セミナー「知のフロンティア」第6回を開催(11/18)

11月18日(月)に野田キャンパスで、教養教育センター主催のセミナー「知のフロンティア」第6回が開催され、学生・教員・職員合わせて33人の参加がありました。

第6回目は、横浜市立大学大学院都市社会文化研究科准教授の有馬斉先生をお招きして、「安楽死と命の価値」というタイトルでご講演を頂き、質疑応答を行いました。有馬先生は今年(2019年)2月に、安楽死に関わる倫理学的研究をまとめた『死ぬ権利はあるか―安楽死、尊厳死、自殺幇助と命の価値』(春風社)という大著を刊行された、安楽死に関わる生命倫理学研究の第一人者です。

当日は、安楽死・尊厳死に関する国内外の状況を踏まえた上で、主要な賛成論・反対論が紹介された後、特に「人格の尊厳」を尊重するという立場からの反対論に説得力があるのではないか、という問題提起がなされました。落語の「文七元結」という演目の「それでも死んではいけないんだ」という有名なセリフを手掛かりに、そこに示されている道徳的な直観の内実を、カントの議論につなげて論じるという刺激的な内容でした。 コーヒーブレイク後には学生からの質疑応答が活発に行われ、セミナー終了後も多くの学生が有馬先生を囲んで質問や疑問点を投げかけるなど、終了後30分を超えても途絶えることがありませんでした。

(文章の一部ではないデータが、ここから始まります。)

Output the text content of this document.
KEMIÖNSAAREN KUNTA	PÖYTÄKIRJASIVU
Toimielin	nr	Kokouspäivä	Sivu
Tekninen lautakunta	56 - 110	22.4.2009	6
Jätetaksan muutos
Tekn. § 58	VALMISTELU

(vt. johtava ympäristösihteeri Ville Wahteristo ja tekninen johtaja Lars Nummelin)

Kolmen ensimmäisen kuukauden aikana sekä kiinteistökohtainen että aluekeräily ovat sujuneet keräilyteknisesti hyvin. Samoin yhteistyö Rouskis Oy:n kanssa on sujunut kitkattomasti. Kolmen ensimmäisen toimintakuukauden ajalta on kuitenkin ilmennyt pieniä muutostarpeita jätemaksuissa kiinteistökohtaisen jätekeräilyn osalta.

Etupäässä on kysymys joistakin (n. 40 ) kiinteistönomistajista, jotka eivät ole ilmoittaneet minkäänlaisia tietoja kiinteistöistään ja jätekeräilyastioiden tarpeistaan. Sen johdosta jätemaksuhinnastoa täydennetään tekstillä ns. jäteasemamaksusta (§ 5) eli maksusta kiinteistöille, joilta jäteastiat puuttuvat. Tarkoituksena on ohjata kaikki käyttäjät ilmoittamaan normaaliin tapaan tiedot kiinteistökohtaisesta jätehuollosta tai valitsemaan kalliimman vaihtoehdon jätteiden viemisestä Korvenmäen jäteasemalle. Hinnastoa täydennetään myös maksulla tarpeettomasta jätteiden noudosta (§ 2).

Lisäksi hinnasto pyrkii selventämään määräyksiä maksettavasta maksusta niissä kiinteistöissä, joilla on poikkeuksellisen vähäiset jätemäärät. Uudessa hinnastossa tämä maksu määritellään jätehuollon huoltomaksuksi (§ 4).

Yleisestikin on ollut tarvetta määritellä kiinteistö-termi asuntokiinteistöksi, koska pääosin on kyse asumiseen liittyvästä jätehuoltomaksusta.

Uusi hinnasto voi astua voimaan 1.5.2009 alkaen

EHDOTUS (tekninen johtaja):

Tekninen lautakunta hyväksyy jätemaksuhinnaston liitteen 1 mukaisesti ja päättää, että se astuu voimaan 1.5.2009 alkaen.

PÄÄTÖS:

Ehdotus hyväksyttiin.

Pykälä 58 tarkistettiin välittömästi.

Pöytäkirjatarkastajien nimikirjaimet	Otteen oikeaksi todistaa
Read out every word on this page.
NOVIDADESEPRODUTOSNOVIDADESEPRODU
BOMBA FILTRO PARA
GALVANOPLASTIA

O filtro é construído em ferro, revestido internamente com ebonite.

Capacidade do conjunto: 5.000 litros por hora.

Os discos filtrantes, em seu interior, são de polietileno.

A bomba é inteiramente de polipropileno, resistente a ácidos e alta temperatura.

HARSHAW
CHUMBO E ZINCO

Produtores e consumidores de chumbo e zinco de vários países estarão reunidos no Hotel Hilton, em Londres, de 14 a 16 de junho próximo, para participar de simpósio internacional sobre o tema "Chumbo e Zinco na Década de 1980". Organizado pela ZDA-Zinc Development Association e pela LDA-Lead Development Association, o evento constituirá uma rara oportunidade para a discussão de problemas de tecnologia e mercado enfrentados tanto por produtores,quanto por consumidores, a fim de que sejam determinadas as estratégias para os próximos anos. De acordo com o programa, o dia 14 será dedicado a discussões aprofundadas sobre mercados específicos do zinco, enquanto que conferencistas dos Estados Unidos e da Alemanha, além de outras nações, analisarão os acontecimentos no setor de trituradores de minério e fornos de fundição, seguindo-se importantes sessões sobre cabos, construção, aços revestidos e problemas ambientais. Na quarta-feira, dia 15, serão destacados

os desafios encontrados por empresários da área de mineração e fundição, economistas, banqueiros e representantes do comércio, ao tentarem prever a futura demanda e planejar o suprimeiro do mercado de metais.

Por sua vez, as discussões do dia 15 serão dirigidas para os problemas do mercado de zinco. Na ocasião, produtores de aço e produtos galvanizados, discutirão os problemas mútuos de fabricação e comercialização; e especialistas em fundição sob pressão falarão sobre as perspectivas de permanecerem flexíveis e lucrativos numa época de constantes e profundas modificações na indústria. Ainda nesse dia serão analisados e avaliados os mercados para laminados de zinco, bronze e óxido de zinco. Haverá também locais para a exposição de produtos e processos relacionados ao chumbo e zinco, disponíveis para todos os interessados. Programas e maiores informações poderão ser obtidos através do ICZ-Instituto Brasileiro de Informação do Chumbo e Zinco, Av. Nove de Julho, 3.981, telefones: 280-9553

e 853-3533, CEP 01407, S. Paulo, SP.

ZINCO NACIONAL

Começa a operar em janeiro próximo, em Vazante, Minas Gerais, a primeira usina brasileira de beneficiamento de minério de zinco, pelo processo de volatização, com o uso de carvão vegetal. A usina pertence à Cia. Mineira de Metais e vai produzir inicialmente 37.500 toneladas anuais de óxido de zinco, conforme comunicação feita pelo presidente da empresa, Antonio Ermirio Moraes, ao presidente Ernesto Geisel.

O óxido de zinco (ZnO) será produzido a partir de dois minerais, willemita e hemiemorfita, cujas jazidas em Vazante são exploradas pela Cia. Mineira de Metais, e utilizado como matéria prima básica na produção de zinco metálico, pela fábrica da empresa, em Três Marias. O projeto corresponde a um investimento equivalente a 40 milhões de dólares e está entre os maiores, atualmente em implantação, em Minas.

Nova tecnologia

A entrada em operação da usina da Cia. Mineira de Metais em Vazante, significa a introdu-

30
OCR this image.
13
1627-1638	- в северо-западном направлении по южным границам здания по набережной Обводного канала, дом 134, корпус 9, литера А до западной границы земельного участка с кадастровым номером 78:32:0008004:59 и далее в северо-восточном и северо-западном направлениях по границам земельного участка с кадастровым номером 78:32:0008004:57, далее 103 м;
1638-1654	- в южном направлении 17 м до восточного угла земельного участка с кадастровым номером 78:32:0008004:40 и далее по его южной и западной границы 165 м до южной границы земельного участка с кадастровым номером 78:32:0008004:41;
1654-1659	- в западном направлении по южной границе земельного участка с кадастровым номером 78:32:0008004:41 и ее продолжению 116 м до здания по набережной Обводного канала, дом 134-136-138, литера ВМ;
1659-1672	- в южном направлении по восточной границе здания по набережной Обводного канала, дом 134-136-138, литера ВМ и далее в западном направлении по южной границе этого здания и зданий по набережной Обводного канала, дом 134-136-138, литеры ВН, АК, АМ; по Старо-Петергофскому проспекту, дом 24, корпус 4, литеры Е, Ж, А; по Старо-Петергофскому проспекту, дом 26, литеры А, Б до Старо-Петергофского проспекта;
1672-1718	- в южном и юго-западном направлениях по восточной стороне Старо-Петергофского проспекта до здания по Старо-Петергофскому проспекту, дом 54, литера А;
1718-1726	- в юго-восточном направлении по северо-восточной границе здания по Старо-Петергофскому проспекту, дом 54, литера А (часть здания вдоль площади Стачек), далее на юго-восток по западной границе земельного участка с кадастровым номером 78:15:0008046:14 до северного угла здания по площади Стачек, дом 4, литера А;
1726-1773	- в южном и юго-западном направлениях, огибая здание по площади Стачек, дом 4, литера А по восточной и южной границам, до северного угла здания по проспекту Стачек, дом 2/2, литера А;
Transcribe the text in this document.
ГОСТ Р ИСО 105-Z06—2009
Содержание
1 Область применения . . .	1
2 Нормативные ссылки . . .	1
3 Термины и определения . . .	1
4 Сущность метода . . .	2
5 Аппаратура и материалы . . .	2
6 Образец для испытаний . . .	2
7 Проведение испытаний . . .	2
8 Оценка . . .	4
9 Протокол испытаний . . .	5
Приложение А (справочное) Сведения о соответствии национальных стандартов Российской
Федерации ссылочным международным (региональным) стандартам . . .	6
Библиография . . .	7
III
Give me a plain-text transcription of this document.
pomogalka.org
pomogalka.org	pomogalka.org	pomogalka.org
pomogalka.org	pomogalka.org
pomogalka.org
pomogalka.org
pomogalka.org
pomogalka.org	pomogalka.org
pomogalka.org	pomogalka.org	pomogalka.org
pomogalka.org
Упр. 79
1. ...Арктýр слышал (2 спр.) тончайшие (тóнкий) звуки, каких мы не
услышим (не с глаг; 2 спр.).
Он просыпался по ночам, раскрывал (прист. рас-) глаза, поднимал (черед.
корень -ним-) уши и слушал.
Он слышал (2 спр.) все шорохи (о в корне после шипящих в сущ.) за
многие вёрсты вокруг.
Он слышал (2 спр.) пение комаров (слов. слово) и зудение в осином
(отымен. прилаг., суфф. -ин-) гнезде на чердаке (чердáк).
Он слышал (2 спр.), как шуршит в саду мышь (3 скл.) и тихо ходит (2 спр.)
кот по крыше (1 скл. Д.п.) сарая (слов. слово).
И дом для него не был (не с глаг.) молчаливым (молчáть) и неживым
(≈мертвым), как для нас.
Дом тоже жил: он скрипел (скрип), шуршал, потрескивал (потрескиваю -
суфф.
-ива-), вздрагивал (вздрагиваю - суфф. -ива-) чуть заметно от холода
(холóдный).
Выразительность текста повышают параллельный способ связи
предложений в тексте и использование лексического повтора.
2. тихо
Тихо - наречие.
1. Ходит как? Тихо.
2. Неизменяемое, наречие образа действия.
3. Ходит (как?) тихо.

参加した方々からのアンケートでは、「前から興味のある内容について専門的な話を聞くことができ大変参考になった」「自分の意見を客観的に見つめ直すことができた」といった感想が寄せられました。また、「本学では教養に関わる部分が少し物足りないので、特に文系的な視点からの企画を楽しみにしている」「コーヒーブレイク中に思考を整理することができた」というコメントもありました。

「死」という誰もがいずれは向き合わなければならず、各自が自分の考えを持つことができるテーマについて、あらためて深く考えるための入り口として有意義な機会になりました。